The logical order of steps for the entire RLHF process

The LLM generates multiple outputs for a given input prompt using techniques like sampling or beam search.

Example outputs: (doc is, him) and (doc is, them).
A human reviewer evaluates these outputs and chooses a winner based on alignment with human values.

For instance: (doc is, them) is selected as the winner because it is less biased.

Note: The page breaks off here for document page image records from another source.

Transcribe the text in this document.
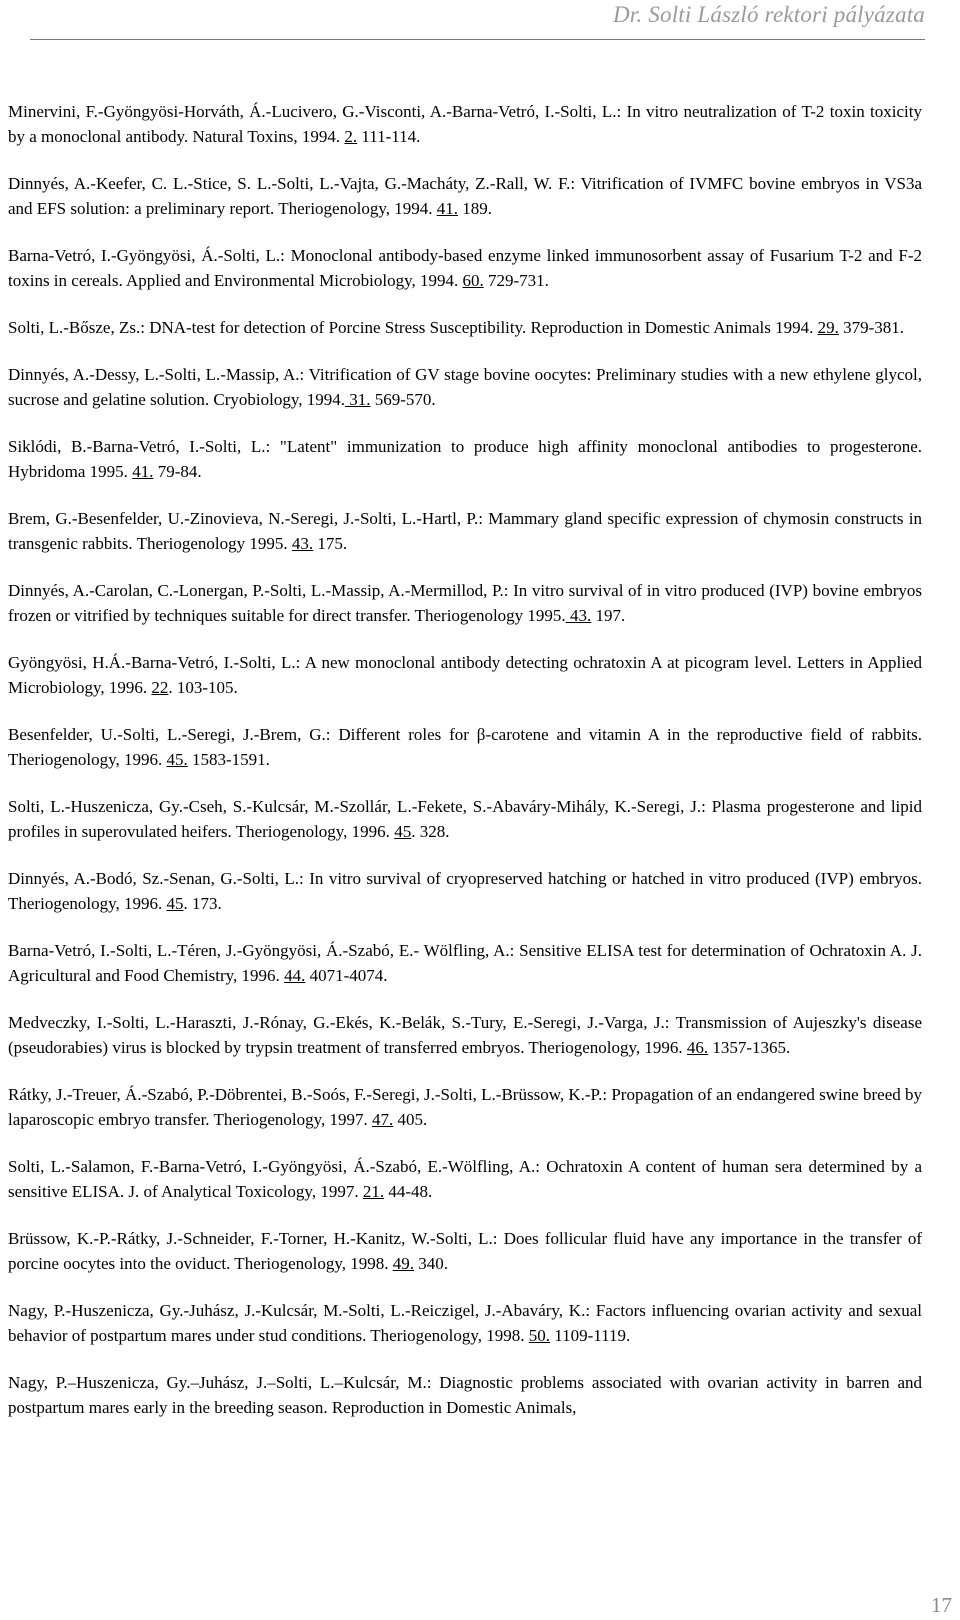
Dr. Solti László rektori pályázata

Minervini, F.-Gyöngyösi-Horváth, Á.-Lucivero, G.-Visconti, A.-Barna-Vetró, I.-Solti, L.: In vitro neutralization of T-2 toxin toxicity by a monoclonal antibody. Natural Toxins, 1994. 2. 111-114.

Dinnyés, A.-Keefer, C. L.-Stice, S. L.-Solti, L.-Vajta, G.-Macháty, Z.-Rall, W. F.: Vitrification of IVMFC bovine embryos in VS3a and EFS solution: a preliminary report. Theriogenology, 1994. 41. 189.

Barna-Vetró, I.-Gyöngyösi, Á.-Solti, L.: Monoclonal antibody-based enzyme linked immunosorbent assay of Fusarium T-2 and F-2 toxins in cereals. Applied and Environmental Microbiology, 1994. 60. 729-731.

Solti, L.-Bősze, Zs.: DNA-test for detection of Porcine Stress Susceptibility. Reproduction in Domestic Animals 1994. 29. 379-381.

Dinnyés, A.-Dessy, L.-Solti, L.-Massip, A.: Vitrification of GV stage bovine oocytes: Preliminary studies with a new ethylene glycol, sucrose and gelatine solution. Cryobiology, 1994. 31. 569-570.

Siklódi, B.-Barna-Vetró, I.-Solti, L.: "Latent" immunization to produce high affinity monoclonal antibodies to progesterone. Hybridoma 1995. 41. 79-84.

Brem, G.-Besenfelder, U.-Zinovieva, N.-Seregi, J.-Solti, L.-Hartl, P.: Mammary gland specific expression of chymosin constructs in transgenic rabbits. Theriogenology 1995. 43. 175.

Dinnyés, A.-Carolan, C.-Lonergan, P.-Solti, L.-Massip, A.-Mermillod, P.: In vitro survival of in vitro produced (IVP) bovine embryos frozen or vitrified by techniques suitable for direct transfer. Theriogenology 1995. 43. 197.

Gyöngyösi, H.Á.-Barna-Vetró, I.-Solti, L.: A new monoclonal antibody detecting ochratoxin A at picogram level. Letters in Applied Microbiology, 1996. 22. 103-105.

Besenfelder, U.-Solti, L.-Seregi, J.-Brem, G.: Different roles for β-carotene and vitamin A in the reproductive field of rabbits. Theriogenology, 1996. 45. 1583-1591.

Solti, L.-Huszenicza, Gy.-Cseh, S.-Kulcsár, M.-Szollár, L.-Fekete, S.-Abaváry-Mihály, K.-Seregi, J.: Plasma progesterone and lipid profiles in superovulated heifers. Theriogenology, 1996. 45. 328.

Dinnyés, A.-Bodó, Sz.-Senan, G.-Solti, L.: In vitro survival of cryopreserved hatching or hatched in vitro produced (IVP) embryos. Theriogenology, 1996. 45. 173.

Barna-Vetró, I.-Solti, L.-Téren, J.-Gyöngyösi, Á.-Szabó, E.- Wölfling, A.: Sensitive ELISA test for determination of Ochratoxin A. J. Agricultural and Food Chemistry, 1996. 44. 4071-4074.

Medveczky, I.-Solti, L.-Haraszti, J.-Rónay, G.-Ekés, K.-Belák, S.-Tury, E.-Seregi, J.-Varga, J.: Transmission of Aujeszky's disease (pseudorabies) virus is blocked by trypsin treatment of transferred embryos. Theriogenology, 1996. 46. 1357-1365.

Rátky, J.-Treuer, Á.-Szabó, P.-Döbrentei, B.-Soós, F.-Seregi, J.-Solti, L.-Brüssow, K.-P.: Propagation of an endangered swine breed by laparoscopic embryo transfer. Theriogenology, 1997. 47. 405.

Solti, L.-Salamon, F.-Barna-Vetró, I.-Gyöngyösi, Á.-Szabó, E.-Wölfling, A.: Ochratoxin A content of human sera determined by a sensitive ELISA. J. of Analytical Toxicology, 1997. 21. 44-48.

Brüssow, K.-P.-Rátky, J.-Schneider, F.-Torner, H.-Kanitz, W.-Solti, L.: Does follicular fluid have any importance in the transfer of porcine oocytes into the oviduct. Theriogenology, 1998. 49. 340.

Nagy, P.-Huszenicza, Gy.-Juhász, J.-Kulcsár, M.-Solti, L.-Reiczigel, J.-Abaváry, K.: Factors influencing ovarian activity and sexual behavior of postpartum mares under stud conditions. Theriogenology, 1998. 50. 1109-1119.

Nagy, P.–Huszenicza, Gy.–Juhász, J.–Solti, L.–Kulcsár, M.: Diagnostic problems associated with ovarian activity in barren and postpartum mares early in the breeding season. Reproduction in Domestic Animals,

17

Calculate the reward for the loser (e.g., (doc is, him)):
- Convert words into embeddings.
- Apply the RM’s weights and biases through a series of transformations (linear layer, mean pooling, output layer).
- Output the reward for the loser (e.g., Reward = 3).
Calculate the reward for the winner (e.g., (doc is, them)):
- Repeat the same process as above.
- Output the reward for the winner (e.g., Reward = 5).
Calculate the reward gap:
- $\text{Reward Gap} = \text{Reward (Winner)} - \text{Reward (Loser)} = 5 - 3 = 2$ .
Calculate the loss gradient for RM:
- Map the reward gap to a probability using the sigmoid function: $\sigma(2) \approx 0.9$ .
- Compute the loss: $\text{Loss} = \sigma - \text{Target} = 0.9 - 1 = -0.1$ .
- Update the RM’s weights via backpropagation to reduce the loss.

Provide a new prompt (e.g., "CEO is") to the LLM.
LLM generates a response using its current weights.
- For example: "CEO is him" is predicted via max sampling (choosing the word with the highest probability for each position).
Feed the LLM’s response to the Reward Model:
- Use the RM (with its updated weights from Step 6) to calculate the reward for the LLM’s response: Example: $\text{Reward} = 3$ .

Set the LLM’s loss:
- Loss = $-\text{Reward}$, so $\text{Loss} = -3$ .
Compute the loss gradient for LLM:
- In this case, the loss gradient is constant (e.g., $-1$).